Sometimes rarely used features in an application are so prominently placed that we become blind to them, and can’t find them when we need them.
This happened to me recently with the procedure for assigning an Excel chart series to a secondary axis, so that series covering widely different ranges can be displayed on the same graph. The chart below shows a plot of concrete and reinforcement stresses in a reinforced concrete section subject to increasing bending moment.
In order to make the variation in the concrete stress more readable I wanted to assign one of the ranges to a second Y axis, but I couldn’t remember the procedure for doing this, and searching through the “Chart Tools” ribbons didn’t provide anything that would do what I wanted. In particular, the “Axes” tab on the “Layout” sub-ribbon (which would surely be the logical place to put a tool for inserting a second axis) only referred to the primary axes.
As a last resort I looked up the on-line help, which told me I should select the range I wanted on the second axis, then click the “Format Selection” button in the “Current Selection” group on the Format sub-ribbon under Chart Tools. This provides a dialog box with the options of “Primary Axis” and “Secondary Axis”, and selecting Secondary Axis did what I wanted:
The dialog box looked strangely familiar though. Then I realised that this is the same dialog you get by selecting a chart series and then selecting Format Data Series… from the right-click menu, an operation I probably do hundreds of times a week.
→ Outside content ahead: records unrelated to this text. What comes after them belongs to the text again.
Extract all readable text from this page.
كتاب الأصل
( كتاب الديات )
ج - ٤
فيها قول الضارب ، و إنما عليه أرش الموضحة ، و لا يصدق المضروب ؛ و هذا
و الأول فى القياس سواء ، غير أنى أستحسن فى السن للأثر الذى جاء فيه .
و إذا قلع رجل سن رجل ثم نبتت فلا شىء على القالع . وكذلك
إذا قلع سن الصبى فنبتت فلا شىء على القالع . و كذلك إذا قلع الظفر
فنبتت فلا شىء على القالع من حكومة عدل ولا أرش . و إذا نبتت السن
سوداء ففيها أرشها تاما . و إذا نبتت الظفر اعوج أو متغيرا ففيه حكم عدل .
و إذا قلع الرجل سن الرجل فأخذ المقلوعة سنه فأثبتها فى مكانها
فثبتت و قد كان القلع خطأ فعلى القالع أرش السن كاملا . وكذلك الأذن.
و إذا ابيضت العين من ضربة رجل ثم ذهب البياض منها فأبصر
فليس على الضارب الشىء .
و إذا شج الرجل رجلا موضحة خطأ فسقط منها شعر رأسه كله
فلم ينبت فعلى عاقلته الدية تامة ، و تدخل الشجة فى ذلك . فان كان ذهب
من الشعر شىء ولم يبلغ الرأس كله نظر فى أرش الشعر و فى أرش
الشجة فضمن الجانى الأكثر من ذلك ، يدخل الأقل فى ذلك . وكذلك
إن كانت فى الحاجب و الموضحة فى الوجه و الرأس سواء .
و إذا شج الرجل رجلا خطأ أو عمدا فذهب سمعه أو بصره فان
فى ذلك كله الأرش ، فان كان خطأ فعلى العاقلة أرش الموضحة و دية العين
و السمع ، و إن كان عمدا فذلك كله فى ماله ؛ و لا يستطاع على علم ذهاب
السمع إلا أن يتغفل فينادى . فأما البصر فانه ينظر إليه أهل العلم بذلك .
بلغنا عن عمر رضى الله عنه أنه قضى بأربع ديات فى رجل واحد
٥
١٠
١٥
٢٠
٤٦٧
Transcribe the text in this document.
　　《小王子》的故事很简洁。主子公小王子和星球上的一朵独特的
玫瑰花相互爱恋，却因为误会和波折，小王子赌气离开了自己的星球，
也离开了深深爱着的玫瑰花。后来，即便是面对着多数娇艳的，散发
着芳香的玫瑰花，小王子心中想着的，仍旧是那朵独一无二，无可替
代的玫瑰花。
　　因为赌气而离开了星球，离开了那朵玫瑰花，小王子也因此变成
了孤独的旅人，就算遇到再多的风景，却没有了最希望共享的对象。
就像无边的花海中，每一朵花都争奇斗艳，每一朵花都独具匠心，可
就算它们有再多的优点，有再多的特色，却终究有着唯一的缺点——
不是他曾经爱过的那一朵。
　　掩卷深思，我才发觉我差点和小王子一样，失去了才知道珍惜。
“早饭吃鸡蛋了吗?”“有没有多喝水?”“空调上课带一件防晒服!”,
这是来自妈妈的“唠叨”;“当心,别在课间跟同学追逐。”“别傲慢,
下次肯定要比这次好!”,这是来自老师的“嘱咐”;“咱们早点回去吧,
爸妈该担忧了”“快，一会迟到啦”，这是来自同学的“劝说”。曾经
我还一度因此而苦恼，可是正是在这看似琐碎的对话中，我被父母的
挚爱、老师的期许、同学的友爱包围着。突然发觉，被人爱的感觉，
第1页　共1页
The “secondary axis” option was something that I had become so accustomed to ignoring that I just didn’t see it any more!
Further investigation revealed that once the secondary axis has been installed it then appears under the “axes” button, and whats more you can now insert a secondary X axis by clicking on Axes – Secondary Horizontal Axis.
Whether a secondary horizontal axis is ever a good idea is another matter, but for some ideas on what you can do with secondary axes, have a look at the Jon Peltier Blog (see both the linked post and the “related posts” listed at the bottom for some useful ideas).